16. Il résulte de ce qui précède que les requêtes n°2413218 et n°2413219 présentées par M. C et Mme B doivent être rejetées en toutes leurs conclusions.
D E C I D E :
Article 1er : La requête n°2413218 de M. C et la requête n°2413219 de Mme B, épouse C sont rejetées.
Article 2 : Le présent jugement sera notifié à M. A C, à Mme D B, épouse C et au préfet du Val-d’Oise.

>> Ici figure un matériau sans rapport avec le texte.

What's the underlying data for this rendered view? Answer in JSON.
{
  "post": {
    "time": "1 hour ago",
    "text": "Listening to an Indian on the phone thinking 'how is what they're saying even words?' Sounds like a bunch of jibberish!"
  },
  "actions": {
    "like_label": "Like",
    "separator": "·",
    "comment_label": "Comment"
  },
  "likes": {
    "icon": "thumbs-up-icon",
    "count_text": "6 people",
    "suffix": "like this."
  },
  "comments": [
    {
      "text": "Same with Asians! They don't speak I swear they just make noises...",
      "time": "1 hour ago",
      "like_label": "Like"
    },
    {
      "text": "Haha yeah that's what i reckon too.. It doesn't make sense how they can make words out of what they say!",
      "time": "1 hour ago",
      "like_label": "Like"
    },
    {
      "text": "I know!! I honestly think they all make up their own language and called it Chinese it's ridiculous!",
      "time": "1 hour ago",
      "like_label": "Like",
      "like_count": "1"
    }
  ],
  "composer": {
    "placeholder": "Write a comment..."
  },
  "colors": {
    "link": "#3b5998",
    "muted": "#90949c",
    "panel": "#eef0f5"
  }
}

Délibéré après l’audience du 13 décembre 2024, à laquelle siégeaient :
Mme Edert, présidente,
Mme Chaufaux, première conseillère,
Mme Beauvironnet, conseillère.
Rendu public par mise à disposition au greffe le 30 décembre 2024.
La rapporteure,
signé
E. Beauvironnet
La présidente,
signé
S. Edert
La greffière,
signé
S. Le Gueux
La République mande et ordonne au préfet du Val-d’Oise en ce qui le concerne ou à tous commissaires de justice à ce requis en ce qui concerne les voies de droit commun, contre les parties privées, de pourvoir à l’exécution de la présente décision.